“We’re at the stage right now where we’re looking for the right dose, which varies according to the size of the pig,” he said.

Research, using grain-based baits has been conducted in Texas for the past few years and in Australia before then. There is a huge feral hog problem in the Queensland area of Australia, Gentry said.

“The question on most people’s minds right now is how long before we have something that works? And I’m saying probably eight months to a year,” he said. “In my opinion we are looking at probably four years down the road before we will have something the public can use, with all of the regulatory aspects that you have to go through with EPA and FDA.”

Also as part of the project, landowners in the parishes of East Feliciana, West Feliciana and East Baton Rouge parishes will have access to traps they can check out from their LSU AgCenter parish office to use in capturing pigs on their property, Gentry said.

“Basically what will happen is a farmer who has a problem will come to the county agent,” he said. “They will set up feeders and cameras to start monitoring, and when the pigs show up they will set up the trap. We have three of these traps right now.”

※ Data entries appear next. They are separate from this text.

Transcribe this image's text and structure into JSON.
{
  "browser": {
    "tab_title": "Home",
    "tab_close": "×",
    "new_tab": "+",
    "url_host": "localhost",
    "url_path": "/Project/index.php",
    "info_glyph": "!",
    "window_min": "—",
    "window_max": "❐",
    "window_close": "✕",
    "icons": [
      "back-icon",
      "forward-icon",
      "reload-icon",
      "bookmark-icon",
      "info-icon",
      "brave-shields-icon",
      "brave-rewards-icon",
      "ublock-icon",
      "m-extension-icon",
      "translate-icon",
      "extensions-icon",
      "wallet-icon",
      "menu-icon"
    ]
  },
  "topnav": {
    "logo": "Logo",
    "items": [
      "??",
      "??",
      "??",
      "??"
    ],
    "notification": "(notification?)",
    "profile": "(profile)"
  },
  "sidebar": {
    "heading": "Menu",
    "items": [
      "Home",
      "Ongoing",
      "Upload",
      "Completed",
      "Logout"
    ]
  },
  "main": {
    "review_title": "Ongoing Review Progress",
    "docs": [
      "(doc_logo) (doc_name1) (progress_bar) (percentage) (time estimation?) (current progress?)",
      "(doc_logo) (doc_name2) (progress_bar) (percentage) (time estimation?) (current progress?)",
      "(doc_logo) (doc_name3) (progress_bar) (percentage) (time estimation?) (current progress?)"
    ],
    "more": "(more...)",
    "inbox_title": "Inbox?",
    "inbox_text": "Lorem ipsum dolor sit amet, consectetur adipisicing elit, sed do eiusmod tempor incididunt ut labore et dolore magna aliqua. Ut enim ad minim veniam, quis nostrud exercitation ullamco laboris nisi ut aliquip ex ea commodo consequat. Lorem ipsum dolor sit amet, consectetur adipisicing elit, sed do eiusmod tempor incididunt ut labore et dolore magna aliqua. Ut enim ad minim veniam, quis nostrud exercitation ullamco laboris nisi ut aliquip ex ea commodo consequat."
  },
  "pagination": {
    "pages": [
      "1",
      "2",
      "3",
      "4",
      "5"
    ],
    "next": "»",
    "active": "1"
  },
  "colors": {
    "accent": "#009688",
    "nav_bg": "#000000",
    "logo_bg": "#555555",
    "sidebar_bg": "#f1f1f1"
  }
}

Typically the plan will be to catch the pigs in an area, then move the trap, thus giving farmers some short-term relief.

“When we catch pigs in the traps, we take them to our isolation unit where we are doing the dosage trials,” Gentry said. “For landowners, when they catch them, they are to kill them. We don’t want them transported around because that is partially how we got the problem that we have now.”

The meat from animals that have consumed the sodium nitrite should be fine for human consumption. The problem would occur if you consumed the stomach contents because it breaks down slower, he said.

LSU AgCenter wildlife specialist Don Reed said feral hogs are the biggest problem that landowners have in the state.

“So the popular saying right now is that there are two types of people in the state,” Gentry said. “There are those who have feral hogs and those who will have feral hogs.”